Honduras: un an après un massacre en prison, les survivantes se souviennent
Samantha ne sait toujours pas comment elle a réussi à survivre au massacre de 46 de ses codétenues, il y a tout juste un an dans la seule prison pour femmes du Honduras, pays d'Amérique centrale ravagé par la violence des gangs.
Au matin du 20 juin 2023, dans la prison de Tamara, à 25 km de la capitale Tegucigalpa, des femmes appartenant au gang Barrio 18 ont abattu ou brulé 46 autres détenues du groupe criminel rival de la Mara Salvatrucha (MS-13).
Assise à l'entrée de l'infirmerie de l'établissement, le visage recouvert d'une cagoule noire, Samantha -un nom d'emprunt- raconte à l'AFP avoir commencé ce jour là par "entendre des coups de feu et des cris".
Apeurée, avec d'autres détenues elle fait un trou dans le plafond de sa cellule pour s'échapper. Mais, "ce n'était pas une bonne idée", raconte-t-elle, expliquant avoir fait demi-tour sous le feu de tirs nourris.
De retour dans la cellule "nous n'avons fait que prier Dieu. Nous étions encerclées", se souvient la jeune femme de 25 ans, condamnée pour extorsion, qui assure avoir eu la vie sauve grâce à "quelque chose de surnaturel".
Certaine de mourir ce jour-là, alors qu'une codétenue devant elle est touchée par les tirs, elle se souvient du mur derrière elle "plein de trous".
Après le massacre, la présidente du Honduras Xiomara Castro a remplacé la police pénitentiaire, qui aurait laissé entrer des armes dans la prison, par des membres de l'unité d'élite de la police militaire de l'ordre public (PMOP), déployée désormais dans les 25 prisons du pays où sont enfermés quelque 21.000 détenus.
Sept femmes du Barrio 18 ont été inculpées pour ce massacre, qui s'inscrit dans le cadre des conflits de territoire pour la vente de drogue et l'extorsion entre les deux gangs rivaux qui sèment la terreur au Honduras, mais aussi au Guatemala et au Salvador voisins.
- "De sang froid" -
Face à la violence et avec un taux de 34 homicides pour 100.000 habitants en 2023, la présidente du petit pays Xiomara Castro a annoncé vendredi des mesures similaires à celles imposées par son homologue Nayib Bukele au Salvador pour en finir avec les gangs.

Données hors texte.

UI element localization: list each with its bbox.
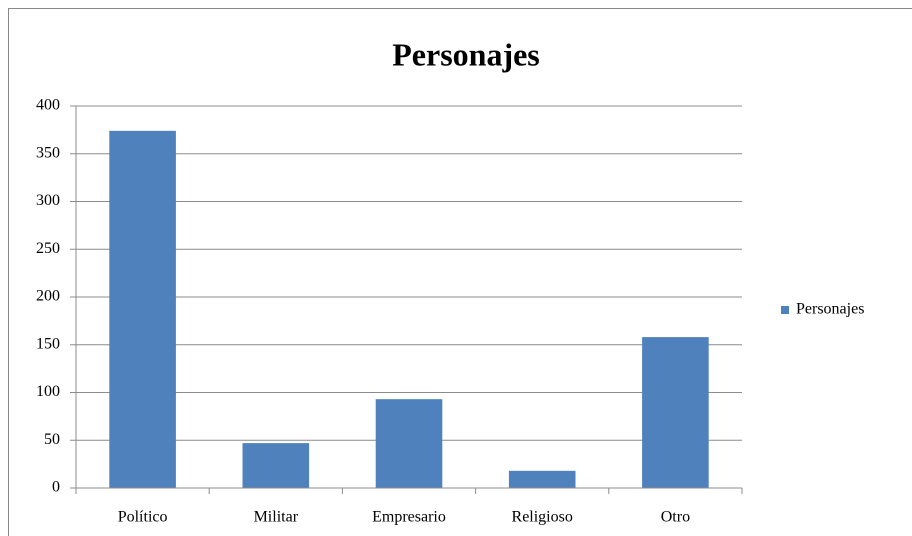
x-tick-label: Otro — [661, 509, 690, 526]
x-tick-label: Militar — [254, 509, 299, 526]
y-tick-label: 300 — [36, 192, 60, 209]
y-tick-label: 50 — [44, 431, 60, 448]
y-tick-label: 350 — [36, 144, 60, 161]
y-tick-label: 400 — [36, 97, 60, 114]
legend-label: Personajes — [796, 301, 864, 318]
x-tick-label: Político — [118, 509, 168, 526]
bar — [109, 130, 176, 488]
chart-title: Personajes — [392, 36, 540, 72]
bar — [375, 399, 443, 488]
legend-swatch — [781, 306, 789, 314]
bar — [242, 443, 310, 488]
bar — [508, 470, 576, 488]
bar — [642, 337, 709, 488]
y-tick-label: 250 — [36, 240, 60, 257]
y-tick-label: 200 — [36, 288, 60, 305]
x-tick-label: Empresario — [372, 509, 446, 526]
y-tick-label: 150 — [36, 335, 60, 352]
x-tick-label: Religioso — [512, 509, 573, 526]
y-tick-label: 0 — [52, 479, 60, 496]
y-tick-label: 100 — [36, 383, 60, 400]
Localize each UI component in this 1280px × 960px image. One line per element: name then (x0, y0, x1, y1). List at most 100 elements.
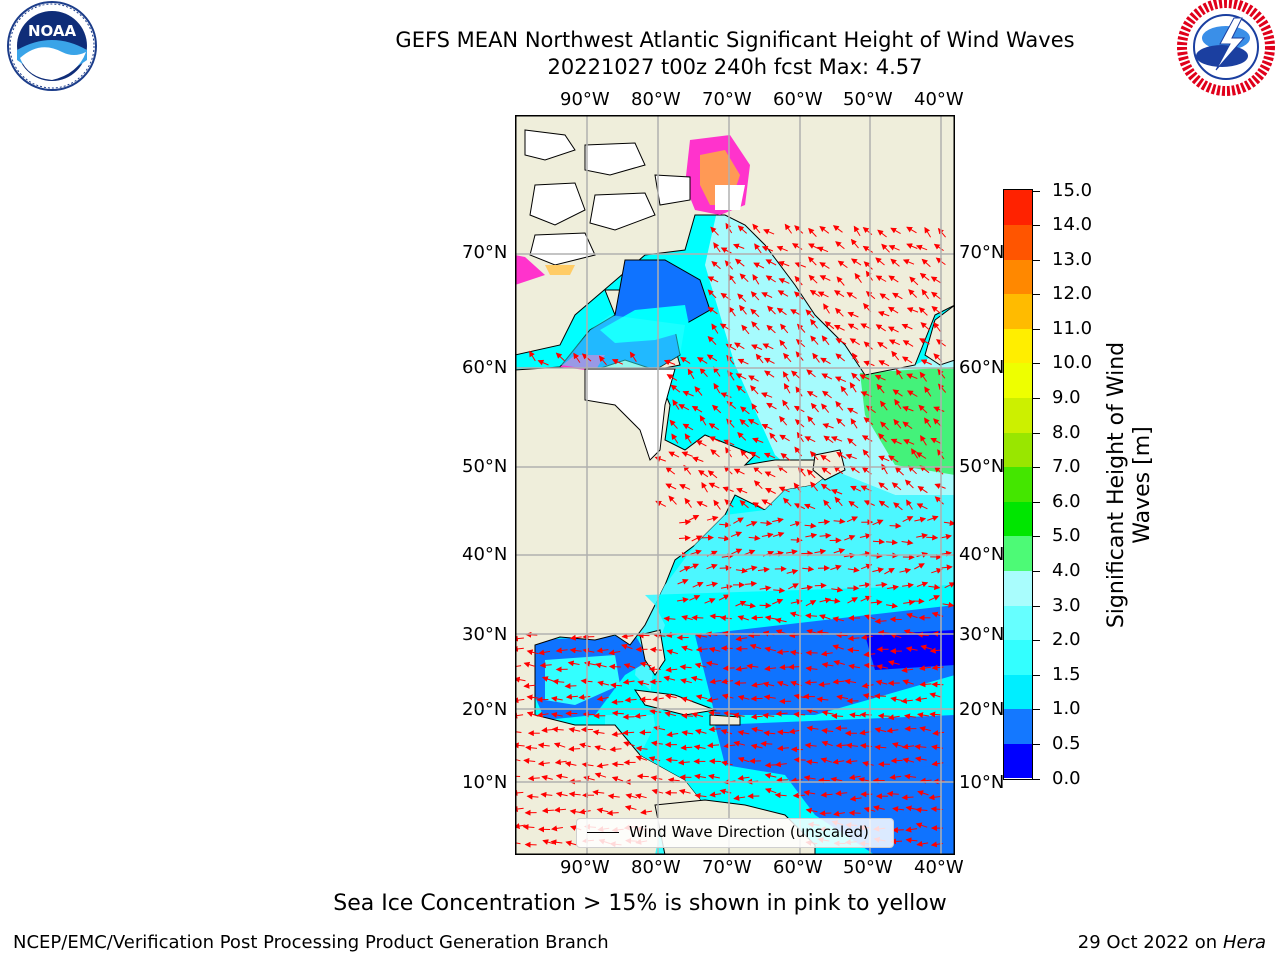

La dirigeante a ordonné la construction d'une méga-prison d'une capacité de 20.000 places dans l'est du pays et d'une autre de 2.000 places sur les îles Swan, dans la mer des Caraïbes.
Wendy, un nom d'emprunt également, se souvient aussi de ces "moments horribles" où les attaquantes ont crié le nom des détenues qu'elles recherchaient, ont ouvert les portes des cellules "tirant à droite et à gauche" et versé de l'essence dans certaines cellules avant d'y mettre le feu.
Également emprisonnée pour extorsion, Wendy raconte que plusieurs détenues ont été "achevées" alors qu'"elles criaient et appelaient à l'aide". "À ce moment-là, il n'y avait pas d'autorité pour les protéger", assure-t-elle.
Une autre détenue, âgée de 68 ans, s'identifiant comme Rosario, considère miraculeux que sur les 120 femmes de son bloc, seules deux soient mortes. L'une "était à trois jours de sa libération" et est morte tuée de "sang-froid", déplore-t-elle.
Récemment, 100 policiers du millier qui a commencé à être formé pour intégrer la nouvelle unité qui prendra progressivement en charge la sécurité de la prison sont arrivés dans l'établissement.
Ils ont rejoint les 260 membres du PMOP qui gardent actuellement les 661 détenues du centre prévu à l'origine pour 400 et où des travaux d'agrandissement sont en cours. "Ce sera un lieu digne", assure la directrice adjointe de la prison, le lieutenant-colonel Dinora Molina, lors d'une visite de l'AFP.
Une centaine de détenues appartenant au Barrio 18 ont en outre récemment été transférées dans une autre prison du pays. "Elles sont parties... de ce côté on se sent plus tranquilles", soupire Samantha, qui a purgé cinq ans de sa peine de 11 ans.